Carlo Bergonzi was altijd mijn favoriete tenor, vooral voor Verdi-rollen. Bergonzi behoorde samen met Enrico Caruso tot de zeer weinige tenoren die de hoge bes op het einde van Celeste Aida pianissimo konden zingen, zoals Verdi heeft voorgeschreven. Samen met een vriend heb ik eens een opname van Bergonzi beluisterd van Ah si, ben mio col essere uit Il Trovatore. Daarbij hadden we het klavieruittreksel voor ons liggen. Dan merk je dat Bergonzi zeer nauwkeurig alle aanduidingen van de componist volgt. Probeer maar eens een ander te vinden die dat kon. Slechts eenmaal heb ik hem in werkelijkheid mogen horen en zien, tijdens de Matinee van zaterdag 15 februari 1973 in de grote zaal van het Amsterdamse Concertgebouw. Ik zat toen op de vijfde rij in het midden, recht vóór hem. Ik herinner me dit concert nog heel goed. Als toegift herhaalde hij toen de stretta die komt na Quando le sere al placido uit Luisa Miller. Gelukkig heb ik het concert op de band (met ruis, want van de radio opgenomen) en op een CD, die in de afgelopen jaren is verschenen. Ik gedenk hem met grote dankbaarheid.
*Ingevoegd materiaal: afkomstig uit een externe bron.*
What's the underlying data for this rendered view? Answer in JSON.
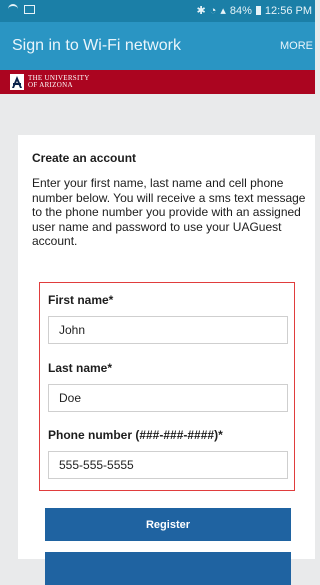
{
  "status_bar": {
    "battery": "84%",
    "time": "12:56 PM"
  },
  "app_bar": {
    "title": "Sign in to Wi-Fi network",
    "more_label": "MORE"
  },
  "brand": {
    "line1": "THE UNIVERSITY",
    "line2": "OF ARIZONA"
  },
  "card": {
    "title": "Create an account",
    "intro": "Enter your first name, last name and cell phone number below.  You will receive a sms text message to the phone number you provide with an assigned user name and password to use your UAGuest account."
  },
  "form": {
    "first_name_label": "First name*",
    "first_name_value": "John",
    "last_name_label": "Last name*",
    "last_name_value": "Doe",
    "phone_label": "Phone number (###-###-####)*",
    "phone_value": "555-555-5555"
  },
  "buttons": {
    "register_label": "Register"
  },
  "colors": {
    "status_bar": "#1b7fa7",
    "app_bar": "#2a95c3",
    "brand_red": "#ab0520",
    "button_blue": "#1f63a1",
    "form_outline": "#e03d3d"
  }
}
Nog altijd spijt dat ik in de jaren zeventig die mooie najaarsaanbieding van Philips niet heb gekocht met alle tenoraria’s van Verdi, gezongen door de onvergetelijke Carlo Bergonzi.
Ook ik was erbij in Amsterdam in 1973 op mijn 23e , ik zat op het zijbalkon toen ik de eerste noten hoorde zingen , het was niet te geloven dat een tenor zo kon klinken , het zachtste pianissimo tot het krachtige forte alles was in elke hoek van het concertgebouw te horen alsof de zanger in een klein zaaltje stond te zingen , en wat een dictie !! woord voor woord duidelijk verstaanbaar ! sinds Bergonzi heb ik daarna nooit meer een zanger gehoord van dit nivo zelfs Pavarotti niet wie ik in 1980 hoorde zingen . Bedankt Carlo Bergonzi !!!!
De Mooiste Stem Carlo Bergonzi Bedankt!!!
Die najaarsaanbieding met alle Verdi-aria’s is inmiddels ook op cd verschenen (Decca: Carlo Bergonzi The Verdi Tenor, 17 cd’s), aangevuld met een aantal complete opera-opnamen voor Decca zoals Aida (met Tebaldi), La traviata (met Sutherland) en Rigoletto (met Renata Scotto en … Fischer Dieskau).